Level of Study

“If you are drawing a blank, or are having a hard time drawing a certain thing, then it is because you have not studied it enough”
– Glen Keane

While poking around some blogs I came across this collection of deer studies (originally posted on Michael Spron’s blog) that Rico LeBrun provided and taught to the Disney animation crew during the production of Bambi. My reaction went from intrigue to gobsmacked, the number of pages of pure anatomy in motion is astounding.

It’s great to also compare it to the next stage of development drawings Andreas Deja has on his blog, we can see where the animators have veered away from realism and pushed animation principles.

What I found interesting about the pages is how motion is studied differently in schools and workplaces compared to this kind of training. While modern day animation relies heavily on reference, I question how much of that becomes more a habit of copying to get a shot done rather than truly understanding of why and how anatomy functions or movements convey meaning.

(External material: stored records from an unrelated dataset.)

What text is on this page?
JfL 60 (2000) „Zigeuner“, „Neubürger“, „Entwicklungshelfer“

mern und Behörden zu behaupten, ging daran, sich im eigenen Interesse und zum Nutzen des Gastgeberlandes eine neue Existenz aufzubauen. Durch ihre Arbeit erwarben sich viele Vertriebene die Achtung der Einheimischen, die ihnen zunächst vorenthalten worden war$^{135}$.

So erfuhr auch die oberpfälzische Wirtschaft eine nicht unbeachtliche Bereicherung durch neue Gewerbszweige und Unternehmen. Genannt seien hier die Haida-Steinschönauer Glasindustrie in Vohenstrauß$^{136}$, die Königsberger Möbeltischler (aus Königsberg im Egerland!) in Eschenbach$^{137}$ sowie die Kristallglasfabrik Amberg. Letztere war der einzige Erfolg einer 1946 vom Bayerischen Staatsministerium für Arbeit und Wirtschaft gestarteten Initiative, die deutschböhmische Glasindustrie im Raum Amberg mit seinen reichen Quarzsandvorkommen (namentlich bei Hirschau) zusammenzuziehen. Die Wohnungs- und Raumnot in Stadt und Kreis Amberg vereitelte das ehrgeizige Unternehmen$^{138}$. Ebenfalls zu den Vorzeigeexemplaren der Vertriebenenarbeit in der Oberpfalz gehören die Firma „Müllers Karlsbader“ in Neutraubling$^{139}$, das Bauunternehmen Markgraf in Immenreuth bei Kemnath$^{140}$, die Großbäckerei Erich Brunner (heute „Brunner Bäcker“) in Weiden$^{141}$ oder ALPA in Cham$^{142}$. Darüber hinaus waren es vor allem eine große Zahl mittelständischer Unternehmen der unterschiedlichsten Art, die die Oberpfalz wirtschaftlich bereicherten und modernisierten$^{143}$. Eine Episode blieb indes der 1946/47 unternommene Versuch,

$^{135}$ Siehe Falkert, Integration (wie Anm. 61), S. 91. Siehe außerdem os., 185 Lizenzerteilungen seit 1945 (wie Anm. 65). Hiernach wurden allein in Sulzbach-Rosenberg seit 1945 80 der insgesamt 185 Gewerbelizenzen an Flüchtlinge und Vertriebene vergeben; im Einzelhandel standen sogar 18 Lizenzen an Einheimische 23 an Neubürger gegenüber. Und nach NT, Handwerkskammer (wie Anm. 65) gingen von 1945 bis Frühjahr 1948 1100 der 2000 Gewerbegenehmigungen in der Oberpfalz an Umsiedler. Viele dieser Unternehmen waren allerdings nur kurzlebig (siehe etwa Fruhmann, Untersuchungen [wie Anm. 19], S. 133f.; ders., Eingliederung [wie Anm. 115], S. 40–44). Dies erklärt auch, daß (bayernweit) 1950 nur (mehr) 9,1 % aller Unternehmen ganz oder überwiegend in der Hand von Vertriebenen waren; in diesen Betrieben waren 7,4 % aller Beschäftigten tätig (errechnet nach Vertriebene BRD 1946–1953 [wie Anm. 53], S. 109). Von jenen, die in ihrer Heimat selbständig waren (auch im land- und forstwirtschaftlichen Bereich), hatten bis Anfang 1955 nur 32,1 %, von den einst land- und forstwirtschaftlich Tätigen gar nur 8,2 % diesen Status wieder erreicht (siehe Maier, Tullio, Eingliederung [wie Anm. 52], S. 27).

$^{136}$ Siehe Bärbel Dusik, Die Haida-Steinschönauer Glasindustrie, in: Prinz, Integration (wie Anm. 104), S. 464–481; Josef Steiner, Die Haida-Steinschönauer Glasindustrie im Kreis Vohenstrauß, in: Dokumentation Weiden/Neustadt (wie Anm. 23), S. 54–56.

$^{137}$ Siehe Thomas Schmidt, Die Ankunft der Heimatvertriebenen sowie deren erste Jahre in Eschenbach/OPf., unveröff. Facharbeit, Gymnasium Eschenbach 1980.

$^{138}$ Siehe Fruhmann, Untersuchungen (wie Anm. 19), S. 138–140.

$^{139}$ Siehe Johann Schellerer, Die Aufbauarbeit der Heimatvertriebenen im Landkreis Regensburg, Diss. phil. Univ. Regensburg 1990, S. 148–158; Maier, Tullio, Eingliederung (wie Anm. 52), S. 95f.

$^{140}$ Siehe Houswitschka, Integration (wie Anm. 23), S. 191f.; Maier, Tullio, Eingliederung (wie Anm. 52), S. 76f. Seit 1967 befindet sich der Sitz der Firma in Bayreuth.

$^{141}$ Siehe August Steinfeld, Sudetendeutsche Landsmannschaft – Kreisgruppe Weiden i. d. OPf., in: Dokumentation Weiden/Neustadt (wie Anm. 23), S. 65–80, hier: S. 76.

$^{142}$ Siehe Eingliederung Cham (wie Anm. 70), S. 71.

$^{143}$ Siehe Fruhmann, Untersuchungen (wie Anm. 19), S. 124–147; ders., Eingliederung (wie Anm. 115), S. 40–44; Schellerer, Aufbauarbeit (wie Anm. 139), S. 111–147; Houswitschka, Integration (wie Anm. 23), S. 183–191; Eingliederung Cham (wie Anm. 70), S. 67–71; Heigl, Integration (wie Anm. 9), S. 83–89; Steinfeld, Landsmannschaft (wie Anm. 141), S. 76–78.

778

When speaking of using reference on The Jungle Book, Milt Kahl said “the way to use it, I think, is to learn so much about it that you don’t have to use the reference anymore“. It’s easy to see through this documentation that his comments were no exaggeration.

In looking at our own animation training, how does this level of analysis compare to your studies of locomotion? Is it overkill for today when we are able to find specific reference to help deliver a shot, or does it show insight to the deeper level of study one takes to become a great animator?

I tend to think it’s the latter.

4 thoughts on “Level of Study

  1. Chris

    I’m of two minds on this. There are still incredible animators nowadays that don’t use reference, like Hiroyuki Okiura. Their stuff looks almost rotoscoped but it’s not, it’s just the result of an incredible repository of animation knowledge. I think processing observational study with our own artistic sensibilities is how to arrive at a style. However many clients, especially in vfx, don’t want a style. They want to know that this animal moves exactly the way it would in reality and may request to see the reference. So then it becomes a matter of just using reference because it’s both convenient and appeals to the client.

  2. Tim

    Hey Chris, yeah I agree with you. The example sketches by Milt Kahl above highlights what you mention, his observational studies combined with his artistic sensibilities combined to bring something structured yet simplified in his drawings. It’s a shame that you’re finding clients not willing to go that route, hopefully over time innovation will win over conservatism in the regards of style. We’ve definitely seen it on the character animation side in the past few years.

    I’ll reword the blog post, rather than a question of reference and style, I think what I found most interesting in the observational drawings is what we don’t often see as animators: the inner workings of renown animators such as the nine old men. I find we’re often presented or pass around work they’ve created at an accomplished level and tend to gloss over how they reached that level. As a comparison, we have troves of diaries and studies from Leonardo Da Vinci, we can pinpoint choices made in the Mona Lisa in studies done years earlier or read about his trips to a morgue to understand the muscles involved in her smile. But with our equivalent in the animation industry I feel we’re just being shown the Mona Lisa’s (clips from films) or the preliminary sketches of the Mona Lisa (pencil tests). I’ve read Kahl studied Muybridge extensively, and yet I haven’t seen one sketch of that.

    I think the better we can understand that journey happening behind the scenes, the better we’re able to apply that to our own situation. I guess that’s more the direction this post should be written in.

    1. Chris

      There’s two books full of drawing practice that Disney animators did while being trained by Walt Stanchfield that give a clue to the level of study of the 9 old men. Anime fans also like passing around douga and genga, the rough and finished animation. With the internet it’s much easier to watch artists as they work, even over livestream or YouTube vlogs of their habits and study. It’s a great tune to be able to see the journey people are taking to refine their abilities!

  3. Tim

    Yep, I have the first Stanchfield book and it’s great. I also have the Eric Larson memoir with his animation lectures included and have an order for a book on Marc Davis that shows some of his figure and motion studies. But yeah it’s great this is more freely available than just a decade ago, I hope more becomes uncovered and shared.